Although the Jewish attitude towards the death penalty, for the same reasons mentioned above, is less cohesive than in Catholicism, Judaism generally approves of the death penalty in theory, but establishes such a high standard of proof that, in practice, capital punishment is rarely, if ever, authorized.  The twelfth century Jewish scholar Maimonides, for example, argued that executing a defendant on anything less than absolute certainty would lead to a slippery slope of decreasing proofs of burden.  Maimonides stated that “it is better and more satisfactory to acquit a thousand guilty persons than to put a single innocent person to death.”  Both of the Court’s Jewish Justices have generally voted to restrict imposition of the death penalty.  This, of course, does not mean that the Justices have done so based on their Jewish upbringings.  Instead, it is likely that their opposition to capital punishment is more correlated to their left-leaning political ideology than their religion (although some would argue that one’s religion informs that person’s political ideology). 

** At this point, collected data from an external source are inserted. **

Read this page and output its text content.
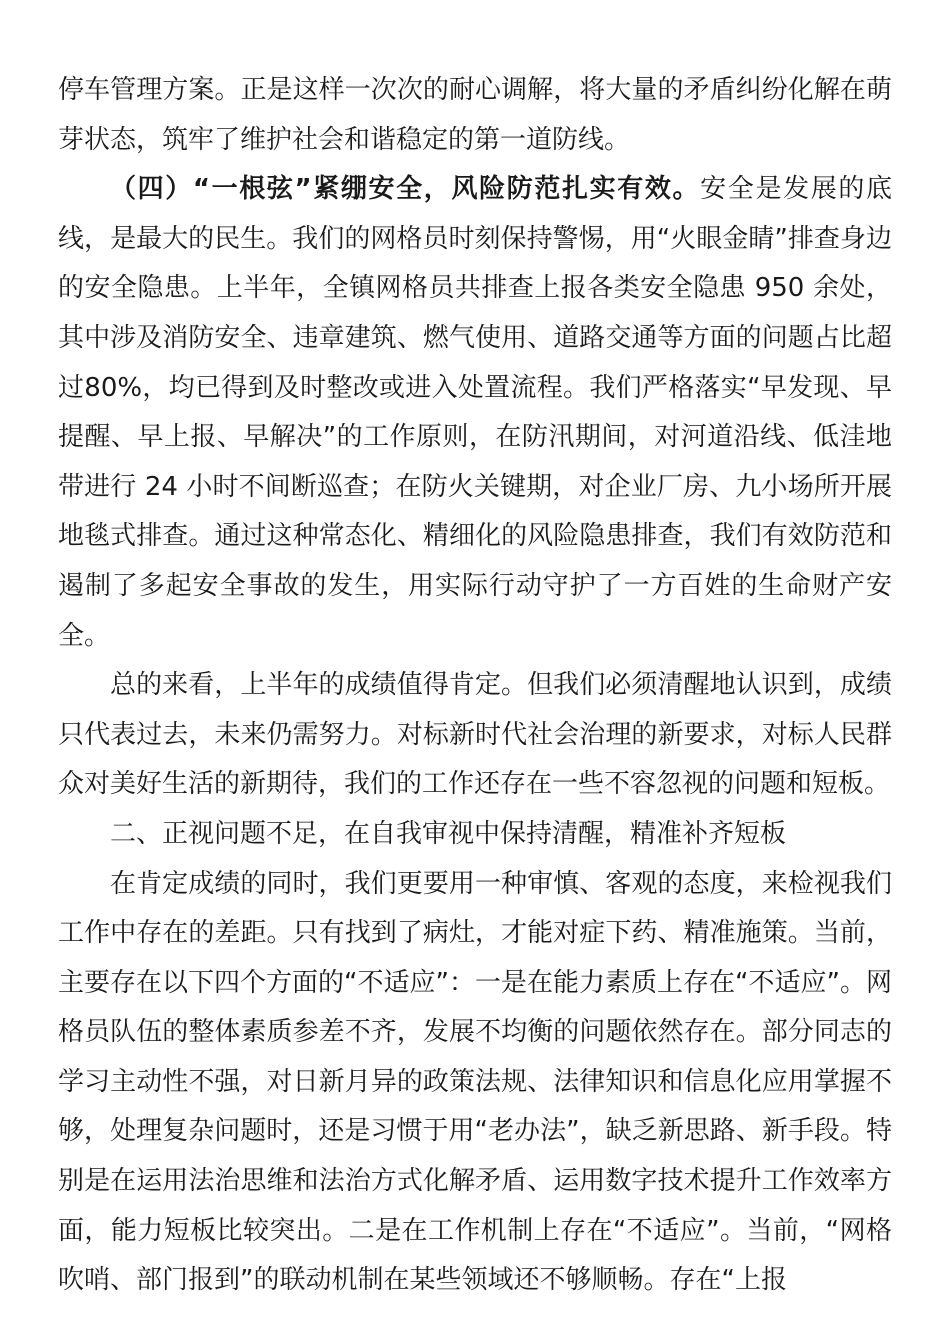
停车管理方案。正是这样一次次的耐心调解，将大量的矛盾纠纷化解在萌芽状态，筑牢了维护社会和谐稳定的第一道防线。

（四）“一根弦”紧绷安全，风险防范扎实有效。安全是发展的底线，是最大的民生。我们的网格员时刻保持警惕，用“火眼金睛”排查身边的安全隐患。上半年，全镇网格员共排查上报各类安全隐患 950 余处，其中涉及消防安全、违章建筑、燃气使用、道路交通等方面的问题占比超过80%，均已得到及时整改或进入处置流程。我们严格落实“早发现、早提醒、早上报、早解决”的工作原则，在防汛期间，对河道沿线、低洼地带进行 24 小时不间断巡查；在防火关键期，对企业厂房、九小场所开展地毯式排查。通过这种常态化、精细化的风险隐患排查，我们有效防范和遏制了多起安全事故的发生，用实际行动守护了一方百姓的生命财产安全。

总的来看，上半年的成绩值得肯定。但我们必须清醒地认识到，成绩只代表过去，未来仍需努力。对标新时代社会治理的新要求，对标人民群众对美好生活的新期待，我们的工作还存在一些不容忽视的问题和短板。

二、正视问题不足，在自我审视中保持清醒，精准补齐短板

在肯定成绩的同时，我们更要用一种审慎、客观的态度，来检视我们工作中存在的差距。只有找到了病灶，才能对症下药、精准施策。当前，主要存在以下四个方面的“不适应”：一是在能力素质上存在“不适应”。网格员队伍的整体素质参差不齐，发展不均衡的问题依然存在。部分同志的学习主动性不强，对日新月异的政策法规、法律知识和信息化应用掌握不够，处理复杂问题时，还是习惯于用“老办法”，缺乏新思路、新手段。特别是在运用法治思维和法治方式化解矛盾、运用数字技术提升工作效率方面，能力短板比较突出。二是在工作机制上存在“不适应”。当前，“网格吹哨、部门报到”的联动机制在某些领域还不够顺畅。存在“上报
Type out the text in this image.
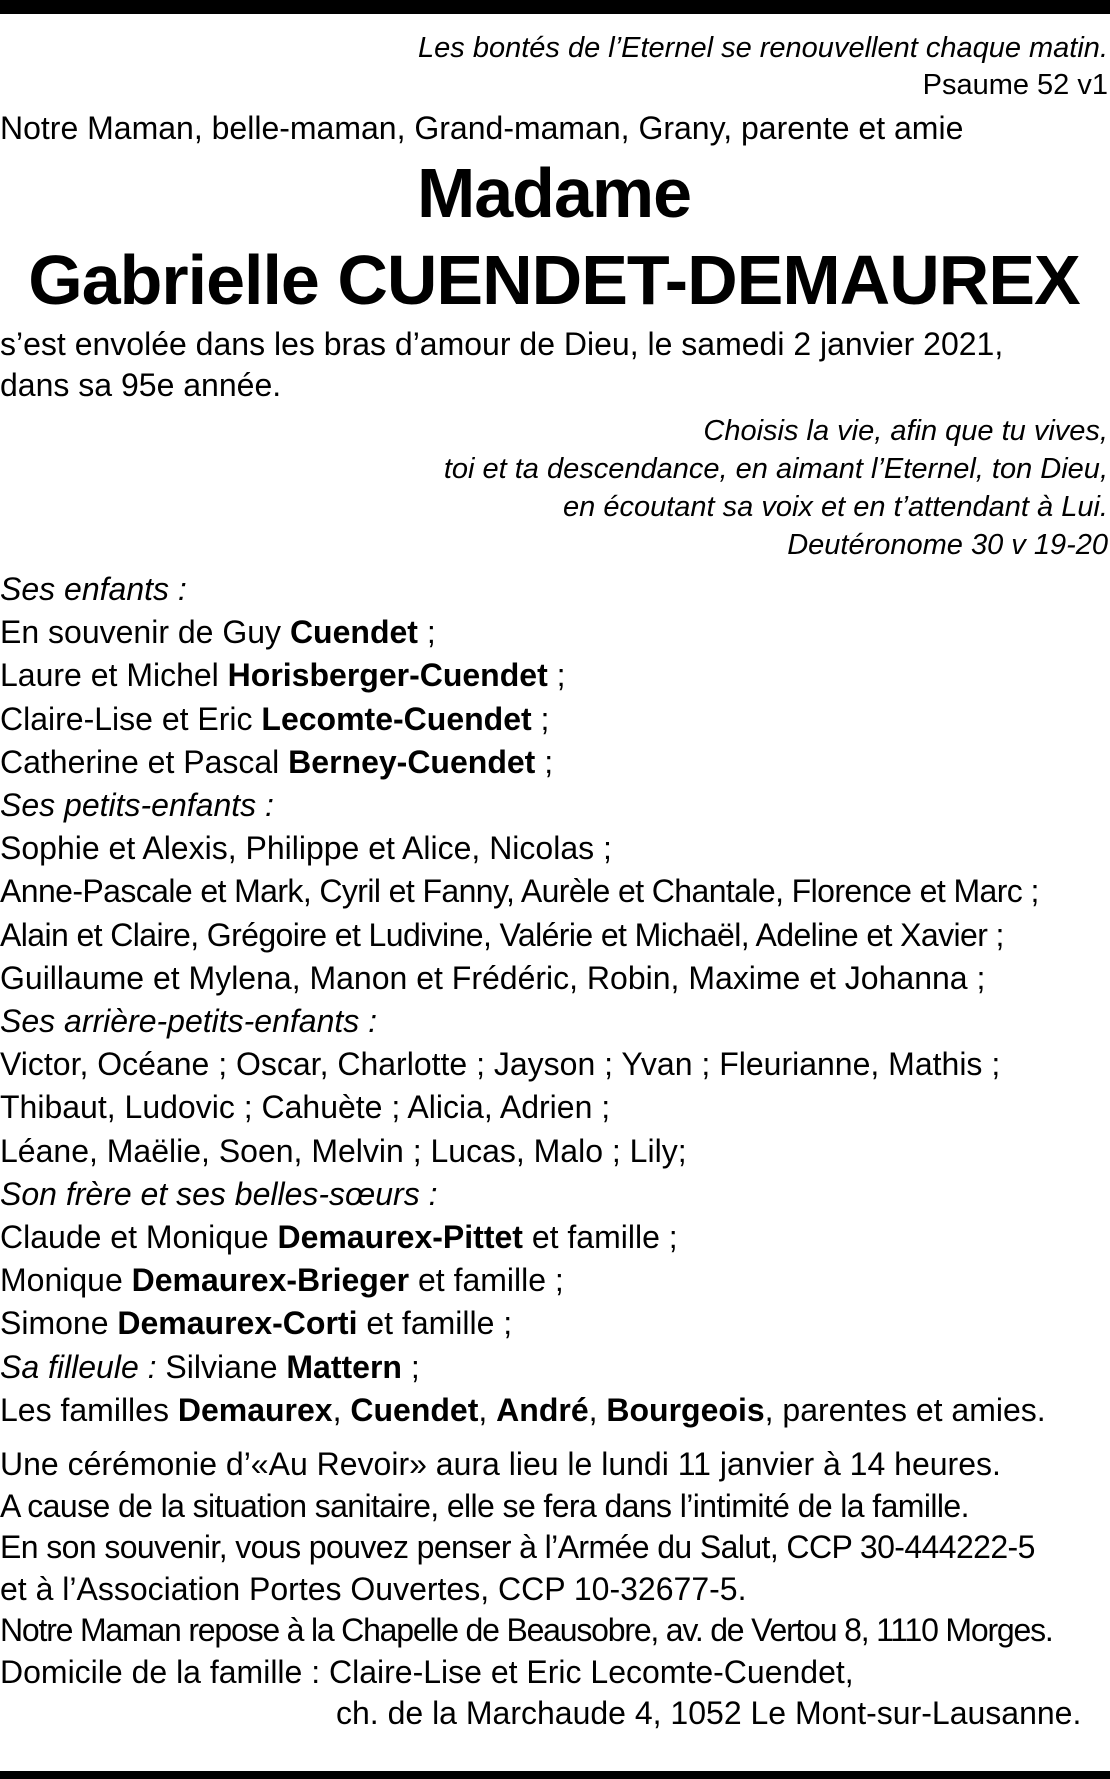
Les bontés de l’Eternel se renouvellent chaque matin.
Psaume 52 v1
Notre Maman, belle-maman, Grand-maman, Grany, parente et amie
Madame
Gabrielle CUENDET-DEMAUREX
s’est envolée dans les bras d’amour de Dieu, le samedi 2 janvier 2021,
dans sa 95e année.
Choisis la vie, afin que tu vives,
toi et ta descendance, en aimant l’Eternel, ton Dieu,
en écoutant sa voix et en t’attendant à Lui.
Deutéronome 30 v 19-20
Ses enfants :
En souvenir de Guy Cuendet ;
Laure et Michel Horisberger-Cuendet ;
Claire-Lise et Eric Lecomte-Cuendet ;
Catherine et Pascal Berney-Cuendet ;
Ses petits-enfants :
Sophie et Alexis, Philippe et Alice, Nicolas ;
Anne-Pascale et Mark, Cyril et Fanny, Aurèle et Chantale, Florence et Marc ;
Alain et Claire, Grégoire et Ludivine, Valérie et Michaël, Adeline et Xavier ;
Guillaume et Mylena, Manon et Frédéric, Robin, Maxime et Johanna ;
Ses arrière-petits-enfants :
Victor, Océane ; Oscar, Charlotte ; Jayson ; Yvan ; Fleurianne, Mathis ;
Thibaut, Ludovic ; Cahuète ; Alicia, Adrien ;
Léane, Maëlie, Soen, Melvin ; Lucas, Malo ; Lily;
Son frère et ses belles-sœurs :
Claude et Monique Demaurex-Pittet et famille ;
Monique Demaurex-Brieger et famille ;
Simone Demaurex-Corti et famille ;
Sa filleule : Silviane Mattern ;
Les familles Demaurex, Cuendet, André, Bourgeois, parentes et amies.
Une cérémonie d’«Au Revoir» aura lieu le lundi 11 janvier à 14 heures.
A cause de la situation sanitaire, elle se fera dans l’intimité de la famille.
En son souvenir, vous pouvez penser à l’Armée du Salut, CCP 30-444222-5
et à l’Association Portes Ouvertes, CCP 10-32677-5.
Notre Maman repose à la Chapelle de Beausobre, av. de Vertou 8, 1110 Morges.
Domicile de la famille : Claire-Lise et Eric Lecomte-Cuendet,
ch. de la Marchaude 4, 1052 Le Mont-sur-Lausanne.
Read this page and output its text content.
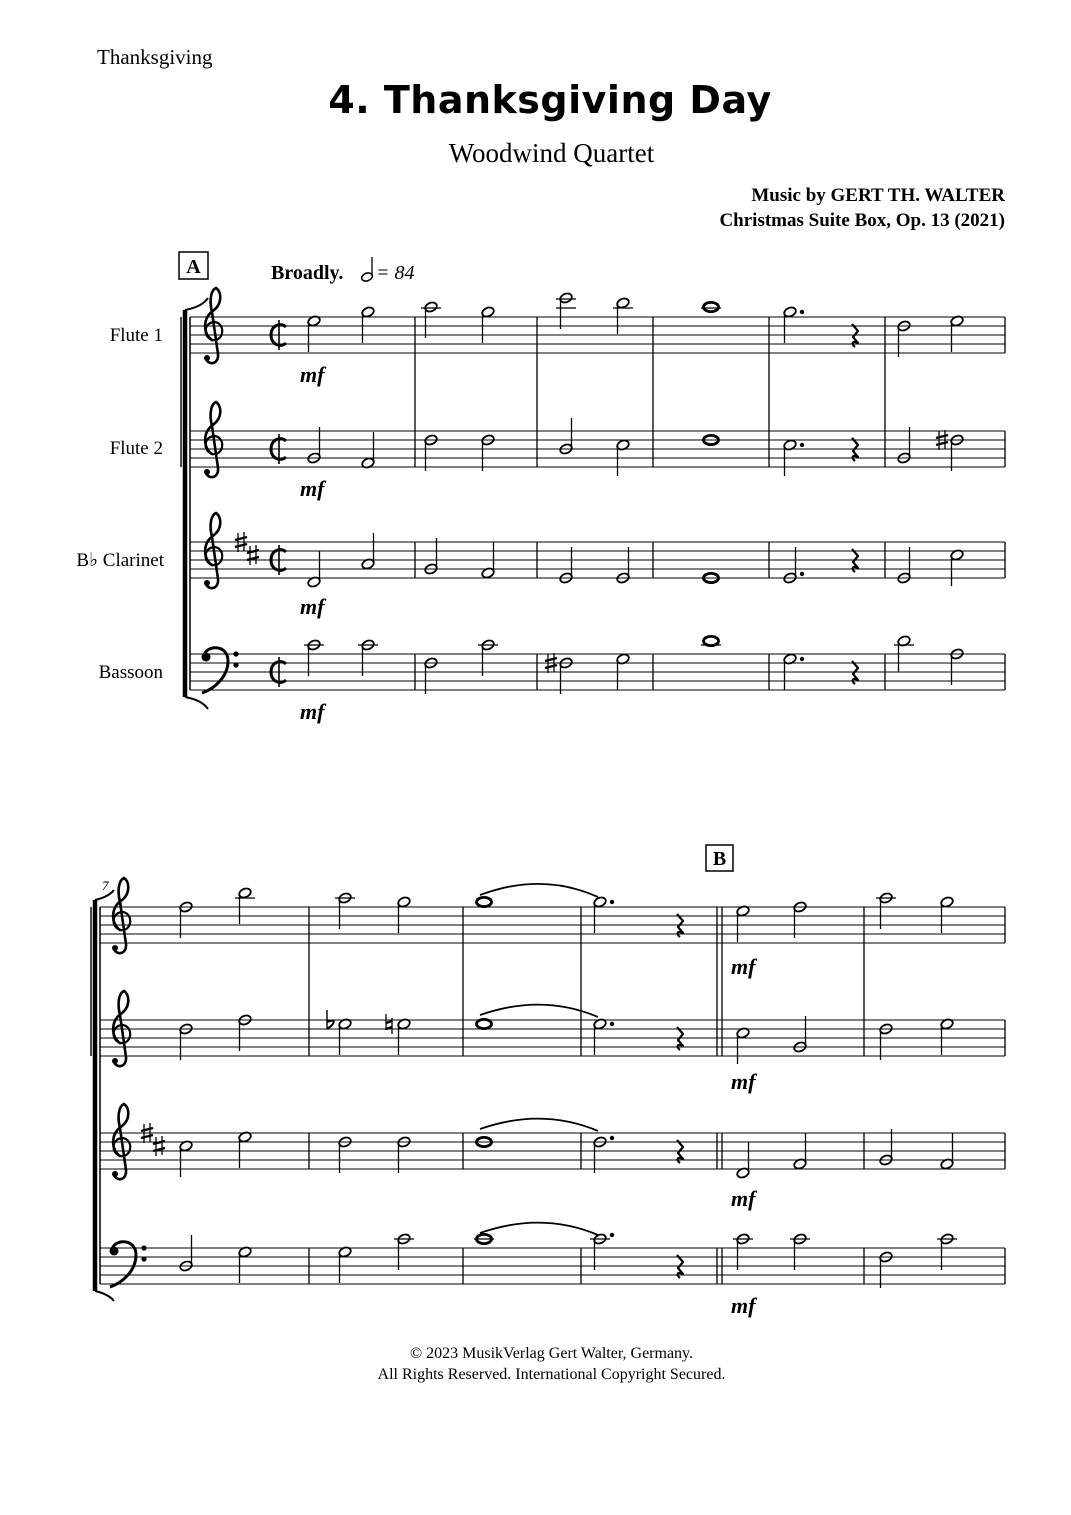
Thanksgiving
4. Thanksgiving Day
Woodwind Quartet
Music by GERT TH. WALTER
Christmas Suite Box, Op. 13 (2021)
© 2023 MusikVerlag Gert Walter, Germany.
All Rights Reserved. International Copyright Secured.
A	Broadly. = 84
Flute 1
Flute 2
B♭ Clarinet
Bassoon
mf
mf
mf
mf
7
B
mf
mf
mf
mf
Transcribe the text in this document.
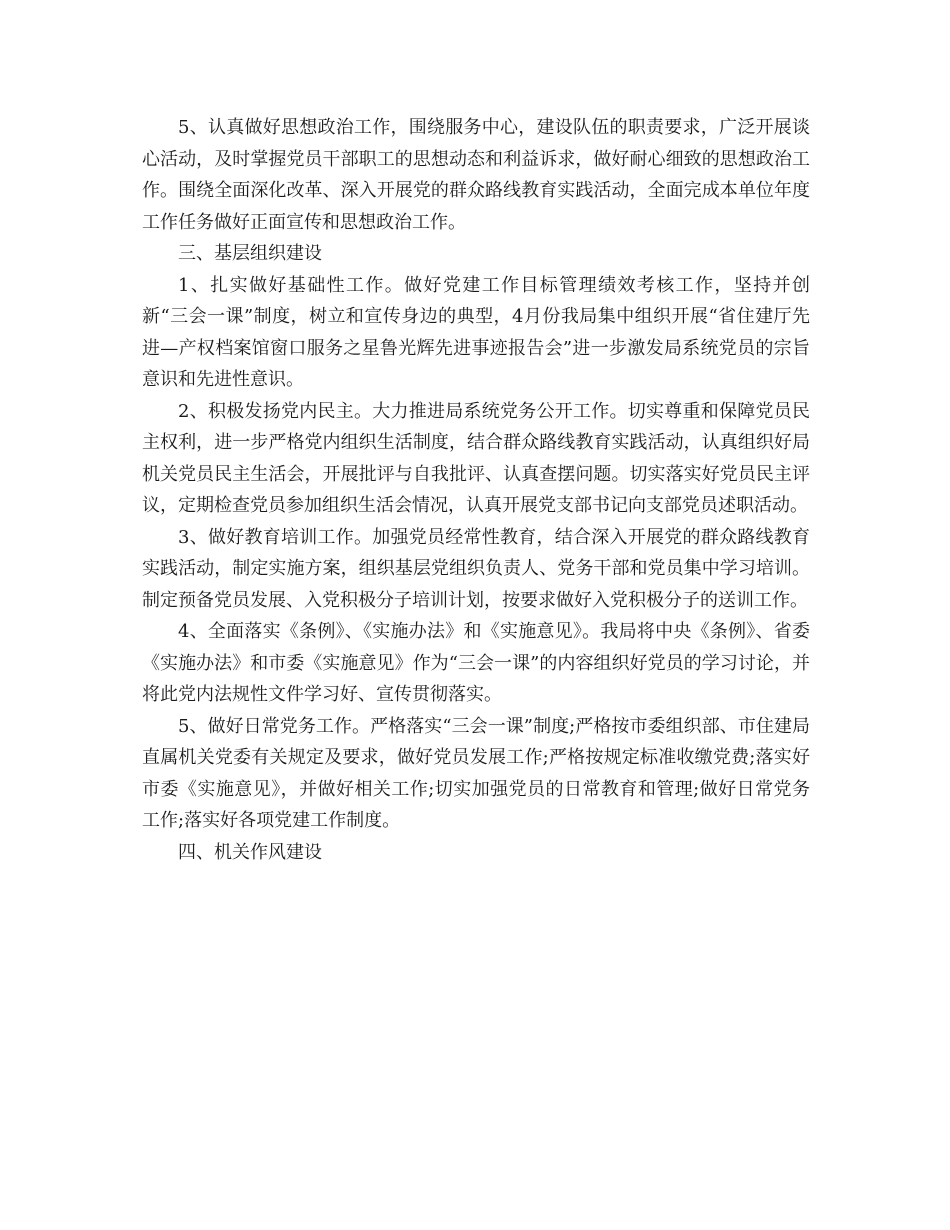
5、认真做好思想政治工作，围绕服务中心，建设队伍的职责要求，广泛开展谈心活动，及时掌握党员干部职工的思想动态和利益诉求，做好耐心细致的思想政治工作。围绕全面深化改革、深入开展党的群众路线教育实践活动，全面完成本单位年度工作任务做好正面宣传和思想政治工作。

三、基层组织建设

1、扎实做好基础性工作。做好党建工作目标管理绩效考核工作，坚持并创新“三会一课”制度，树立和宣传身边的典型，4月份我局集中组织开展“省住建厅先进—产权档案馆窗口服务之星鲁光辉先进事迹报告会”进一步激发局系统党员的宗旨意识和先进性意识。

2、积极发扬党内民主。大力推进局系统党务公开工作。切实尊重和保障党员民主权利，进一步严格党内组织生活制度，结合群众路线教育实践活动，认真组织好局机关党员民主生活会，开展批评与自我批评、认真查摆问题。切实落实好党员民主评议，定期检查党员参加组织生活会情况，认真开展党支部书记向支部党员述职活动。

3、做好教育培训工作。加强党员经常性教育，结合深入开展党的群众路线教育实践活动，制定实施方案，组织基层党组织负责人、党务干部和党员集中学习培训。制定预备党员发展、入党积极分子培训计划，按要求做好入党积极分子的送训工作。

4、全面落实《条例》、《实施办法》和《实施意见》。我局将中央《条例》、省委《实施办法》和市委《实施意见》作为“三会一课”的内容组织好党员的学习讨论，并将此党内法规性文件学习好、宣传贯彻落实。

5、做好日常党务工作。严格落实“三会一课”制度;严格按市委组织部、市住建局直属机关党委有关规定及要求，做好党员发展工作;严格按规定标准收缴党费;落实好市委《实施意见》，并做好相关工作;切实加强党员的日常教育和管理;做好日常党务工作;落实好各项党建工作制度。

四、机关作风建设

Although much can be said about how a Justice’s religious affiliation affects his or her rulings in cases before the Court, at least in the areas of abortion and the death penalty, it appears that there is no direct correlation between the two.  Instead, it would appear that a Justice’s political ideology (particularly whether that Justice was nominated by a Republican or Democratic President) is a better indicator of how that Justice will rule on these issues, although this is not always the case (many forget that Justice Stevens, hailed by most to be the Court’s most liberal Justice, was nominated by Republican President Gerald Ford).  It will take some years to see whether the soon-to-be Protestant-less Supreme Court differs materially from the historically Protestant-majority Court.